Capital to expand municipal borders

City expected to incorporate Kibbutz Ramat Rahel.

Barkat 311 (photo credit: Marc Israel Sellem)
Barkat 311
(photo credit: Marc Israel Sellem)
The Jerusalem Municipality is expected to announce new municipal borders on Wednesday, which are expected to expand the city towards the west or the south. The expansion is not expected to be into controversial areas over the 1967 Green Line.
The municipality refused to release details about the expansion before the press conference on Wednesday afternoon, but City Councilor Meir Margalit (Meretz), said he believed the city would be incorporating Kibbutz Ramat Rahel. The kibbutz is a separate entity from Jerusalem, despite being surrounded on two sides by the Jerusalem Municipality.
The kibbutz is located at the southeast tip of Jerusalem, between the Har Homa neighborhood and Beit Jala.
“What we heard is that it’s Ramat Rahel and not something dramatic, it’s not east Jerusalem so it doesn’t affect politics,” Margalit told the Post. He added that the kibbutz’s agricultural fields could be converted into the nearly 2,000 affordable apartments for young families that the city wants to build in the area.
“It’s not good, it’s not bad, it’s cosmetic,” Margalit said of the incorporation of Ramat Rahel. “Jerusalem wants it because they will make more arnona [property taxes], but in terms of politics, it’s just cosmetics,” he said.
The head of Kibbutz Ramat Rahel, Yoram Yair For, denied any knowledge of a plan to incorporate the kibbutz into the city.

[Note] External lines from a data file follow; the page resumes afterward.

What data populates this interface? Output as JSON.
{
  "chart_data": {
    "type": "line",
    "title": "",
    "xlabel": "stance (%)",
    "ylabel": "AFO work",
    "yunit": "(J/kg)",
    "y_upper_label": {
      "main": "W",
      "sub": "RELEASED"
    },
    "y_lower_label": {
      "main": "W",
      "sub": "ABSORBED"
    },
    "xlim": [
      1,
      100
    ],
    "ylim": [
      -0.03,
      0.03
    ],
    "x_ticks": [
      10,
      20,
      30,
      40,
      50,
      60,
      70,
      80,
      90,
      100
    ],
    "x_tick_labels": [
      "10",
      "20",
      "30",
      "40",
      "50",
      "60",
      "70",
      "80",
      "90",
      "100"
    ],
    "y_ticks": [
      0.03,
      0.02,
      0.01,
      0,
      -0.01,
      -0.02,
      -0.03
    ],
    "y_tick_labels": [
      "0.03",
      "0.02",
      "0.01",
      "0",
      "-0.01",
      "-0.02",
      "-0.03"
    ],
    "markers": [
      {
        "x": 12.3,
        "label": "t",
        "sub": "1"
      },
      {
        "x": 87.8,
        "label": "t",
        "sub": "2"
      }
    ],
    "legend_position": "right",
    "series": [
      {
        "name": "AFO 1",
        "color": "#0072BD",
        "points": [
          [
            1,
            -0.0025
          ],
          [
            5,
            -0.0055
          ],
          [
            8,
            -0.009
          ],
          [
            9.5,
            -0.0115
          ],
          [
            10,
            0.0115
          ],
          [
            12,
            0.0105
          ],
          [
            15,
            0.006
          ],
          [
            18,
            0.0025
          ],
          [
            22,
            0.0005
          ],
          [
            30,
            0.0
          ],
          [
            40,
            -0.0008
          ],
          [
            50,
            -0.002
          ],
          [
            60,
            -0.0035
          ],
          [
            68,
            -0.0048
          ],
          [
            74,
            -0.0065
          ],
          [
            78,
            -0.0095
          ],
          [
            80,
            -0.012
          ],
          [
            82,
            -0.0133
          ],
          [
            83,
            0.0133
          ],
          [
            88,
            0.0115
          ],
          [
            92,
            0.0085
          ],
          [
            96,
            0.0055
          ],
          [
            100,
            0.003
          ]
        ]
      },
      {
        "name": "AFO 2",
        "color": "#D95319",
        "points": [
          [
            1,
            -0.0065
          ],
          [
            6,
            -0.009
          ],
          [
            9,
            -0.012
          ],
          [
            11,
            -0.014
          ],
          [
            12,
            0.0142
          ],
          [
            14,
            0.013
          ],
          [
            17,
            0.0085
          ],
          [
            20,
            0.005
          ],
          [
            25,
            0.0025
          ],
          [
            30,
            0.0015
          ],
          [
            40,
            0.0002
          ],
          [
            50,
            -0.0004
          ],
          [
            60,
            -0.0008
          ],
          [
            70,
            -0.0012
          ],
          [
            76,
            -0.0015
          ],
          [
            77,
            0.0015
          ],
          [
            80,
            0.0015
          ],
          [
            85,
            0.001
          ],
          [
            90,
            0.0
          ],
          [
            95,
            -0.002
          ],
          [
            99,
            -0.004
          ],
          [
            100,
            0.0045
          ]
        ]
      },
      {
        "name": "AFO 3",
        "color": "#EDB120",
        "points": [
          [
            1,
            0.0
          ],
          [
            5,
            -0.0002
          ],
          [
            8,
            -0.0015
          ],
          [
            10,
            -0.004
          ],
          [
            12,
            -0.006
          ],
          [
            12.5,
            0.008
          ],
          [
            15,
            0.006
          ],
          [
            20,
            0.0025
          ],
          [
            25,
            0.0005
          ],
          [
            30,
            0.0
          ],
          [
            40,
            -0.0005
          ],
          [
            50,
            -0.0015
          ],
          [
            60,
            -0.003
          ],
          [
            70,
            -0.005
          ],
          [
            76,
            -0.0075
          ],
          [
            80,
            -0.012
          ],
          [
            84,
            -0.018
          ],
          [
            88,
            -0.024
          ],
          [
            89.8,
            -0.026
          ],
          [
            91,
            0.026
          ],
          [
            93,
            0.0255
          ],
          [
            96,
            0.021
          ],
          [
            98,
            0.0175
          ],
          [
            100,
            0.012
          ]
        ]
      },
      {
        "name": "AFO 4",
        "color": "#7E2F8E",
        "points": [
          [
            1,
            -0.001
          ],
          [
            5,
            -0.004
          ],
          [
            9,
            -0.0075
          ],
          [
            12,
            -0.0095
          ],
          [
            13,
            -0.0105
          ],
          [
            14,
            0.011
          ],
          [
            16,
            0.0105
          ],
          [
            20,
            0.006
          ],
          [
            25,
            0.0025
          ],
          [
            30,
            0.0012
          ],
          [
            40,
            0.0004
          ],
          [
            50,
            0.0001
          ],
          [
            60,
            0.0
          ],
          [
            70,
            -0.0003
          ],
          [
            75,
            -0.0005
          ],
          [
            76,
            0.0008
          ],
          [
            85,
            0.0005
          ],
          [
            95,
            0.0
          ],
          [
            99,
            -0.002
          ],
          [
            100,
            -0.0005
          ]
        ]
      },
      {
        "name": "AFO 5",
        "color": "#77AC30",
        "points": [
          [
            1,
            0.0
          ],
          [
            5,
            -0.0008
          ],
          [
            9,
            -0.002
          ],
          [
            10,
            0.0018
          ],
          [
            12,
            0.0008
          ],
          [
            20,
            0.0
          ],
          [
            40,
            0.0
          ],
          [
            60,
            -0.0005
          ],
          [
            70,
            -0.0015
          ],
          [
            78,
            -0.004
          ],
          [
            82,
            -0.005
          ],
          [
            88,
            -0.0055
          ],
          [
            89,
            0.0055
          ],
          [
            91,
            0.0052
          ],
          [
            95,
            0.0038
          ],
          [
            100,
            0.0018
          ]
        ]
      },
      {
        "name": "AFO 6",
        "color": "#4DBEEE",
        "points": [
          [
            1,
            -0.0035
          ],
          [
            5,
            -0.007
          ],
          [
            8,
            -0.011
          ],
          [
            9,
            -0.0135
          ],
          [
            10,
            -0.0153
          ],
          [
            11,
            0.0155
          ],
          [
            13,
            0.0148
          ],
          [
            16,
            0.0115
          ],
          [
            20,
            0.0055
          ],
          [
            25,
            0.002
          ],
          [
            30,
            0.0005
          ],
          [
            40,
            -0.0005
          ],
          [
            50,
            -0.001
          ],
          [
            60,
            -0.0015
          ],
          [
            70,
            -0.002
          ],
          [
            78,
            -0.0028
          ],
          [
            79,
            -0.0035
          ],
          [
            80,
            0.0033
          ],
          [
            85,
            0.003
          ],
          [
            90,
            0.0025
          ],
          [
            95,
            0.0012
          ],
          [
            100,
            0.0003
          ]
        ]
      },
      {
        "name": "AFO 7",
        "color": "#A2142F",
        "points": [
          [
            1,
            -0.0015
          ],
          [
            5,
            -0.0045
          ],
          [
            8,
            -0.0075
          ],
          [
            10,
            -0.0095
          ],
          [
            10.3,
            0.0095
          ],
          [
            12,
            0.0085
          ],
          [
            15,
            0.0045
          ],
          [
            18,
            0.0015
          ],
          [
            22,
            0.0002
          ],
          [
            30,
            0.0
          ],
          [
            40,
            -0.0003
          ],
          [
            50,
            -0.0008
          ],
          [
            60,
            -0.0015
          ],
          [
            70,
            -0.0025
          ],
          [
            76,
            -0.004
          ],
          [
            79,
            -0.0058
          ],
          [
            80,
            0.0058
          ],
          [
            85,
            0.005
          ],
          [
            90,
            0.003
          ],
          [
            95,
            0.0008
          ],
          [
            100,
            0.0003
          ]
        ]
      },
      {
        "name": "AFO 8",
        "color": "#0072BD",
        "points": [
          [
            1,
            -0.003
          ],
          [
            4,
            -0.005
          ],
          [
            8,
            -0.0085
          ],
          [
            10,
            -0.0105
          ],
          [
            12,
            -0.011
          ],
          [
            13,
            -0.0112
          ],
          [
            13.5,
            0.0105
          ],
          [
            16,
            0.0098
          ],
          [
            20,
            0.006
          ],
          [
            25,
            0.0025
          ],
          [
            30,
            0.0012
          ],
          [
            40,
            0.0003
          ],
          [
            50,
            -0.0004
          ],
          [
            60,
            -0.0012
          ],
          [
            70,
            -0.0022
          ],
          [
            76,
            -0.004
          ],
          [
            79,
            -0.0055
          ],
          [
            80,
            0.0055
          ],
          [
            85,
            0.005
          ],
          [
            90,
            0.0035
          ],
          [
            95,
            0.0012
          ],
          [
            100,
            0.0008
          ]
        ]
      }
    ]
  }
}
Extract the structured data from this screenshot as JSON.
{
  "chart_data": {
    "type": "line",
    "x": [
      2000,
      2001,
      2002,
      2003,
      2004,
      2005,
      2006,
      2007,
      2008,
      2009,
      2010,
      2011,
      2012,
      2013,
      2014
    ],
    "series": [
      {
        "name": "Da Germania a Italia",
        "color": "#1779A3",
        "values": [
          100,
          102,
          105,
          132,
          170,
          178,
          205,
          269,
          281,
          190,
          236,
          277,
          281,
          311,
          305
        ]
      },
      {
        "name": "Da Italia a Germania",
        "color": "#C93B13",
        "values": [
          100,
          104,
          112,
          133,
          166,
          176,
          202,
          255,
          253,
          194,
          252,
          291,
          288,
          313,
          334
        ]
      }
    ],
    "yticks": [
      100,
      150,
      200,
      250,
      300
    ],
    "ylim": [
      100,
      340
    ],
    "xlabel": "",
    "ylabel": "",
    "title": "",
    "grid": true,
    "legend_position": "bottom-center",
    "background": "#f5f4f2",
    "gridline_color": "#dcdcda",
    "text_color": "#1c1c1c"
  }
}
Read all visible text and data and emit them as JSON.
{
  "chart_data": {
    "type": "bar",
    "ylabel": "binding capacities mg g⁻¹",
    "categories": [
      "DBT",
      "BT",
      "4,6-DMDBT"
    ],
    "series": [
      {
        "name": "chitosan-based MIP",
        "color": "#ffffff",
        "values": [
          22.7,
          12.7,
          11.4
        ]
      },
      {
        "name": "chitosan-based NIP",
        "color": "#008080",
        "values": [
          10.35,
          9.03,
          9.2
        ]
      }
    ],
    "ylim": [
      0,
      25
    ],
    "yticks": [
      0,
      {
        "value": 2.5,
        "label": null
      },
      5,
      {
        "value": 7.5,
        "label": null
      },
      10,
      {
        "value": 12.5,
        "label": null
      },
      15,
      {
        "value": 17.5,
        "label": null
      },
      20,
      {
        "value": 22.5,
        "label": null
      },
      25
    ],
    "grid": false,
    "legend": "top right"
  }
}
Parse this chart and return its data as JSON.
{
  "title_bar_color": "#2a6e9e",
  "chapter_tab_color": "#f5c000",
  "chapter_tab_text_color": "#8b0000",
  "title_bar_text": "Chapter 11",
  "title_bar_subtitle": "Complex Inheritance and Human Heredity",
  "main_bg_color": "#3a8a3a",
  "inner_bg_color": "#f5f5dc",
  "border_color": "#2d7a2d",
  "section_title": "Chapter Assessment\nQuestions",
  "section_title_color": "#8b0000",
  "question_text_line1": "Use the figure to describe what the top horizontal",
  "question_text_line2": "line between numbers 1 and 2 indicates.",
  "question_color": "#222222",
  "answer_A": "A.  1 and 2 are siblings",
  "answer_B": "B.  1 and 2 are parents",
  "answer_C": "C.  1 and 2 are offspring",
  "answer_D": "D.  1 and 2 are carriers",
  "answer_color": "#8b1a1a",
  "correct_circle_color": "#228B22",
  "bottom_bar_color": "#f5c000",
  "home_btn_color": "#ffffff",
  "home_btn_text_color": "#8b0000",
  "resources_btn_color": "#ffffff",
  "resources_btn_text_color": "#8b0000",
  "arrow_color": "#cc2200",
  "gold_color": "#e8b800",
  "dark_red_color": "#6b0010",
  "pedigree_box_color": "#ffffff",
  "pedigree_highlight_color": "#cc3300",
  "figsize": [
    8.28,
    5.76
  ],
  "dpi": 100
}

Another noncontroversial option is to expand the city toward the west, in the direction of the Jerusalem forest.
The city touted the expansion as an initiative that will partially alleviate the housing shortage in the city, and said there are plans for 1,700 new apartment units in the new area.
The new borders were drawn up in cooperation with the Interior Ministry, and will be announced by Mayor Nir Barkat and Interior Minister Eli Yishai (Shas) on Wednesday.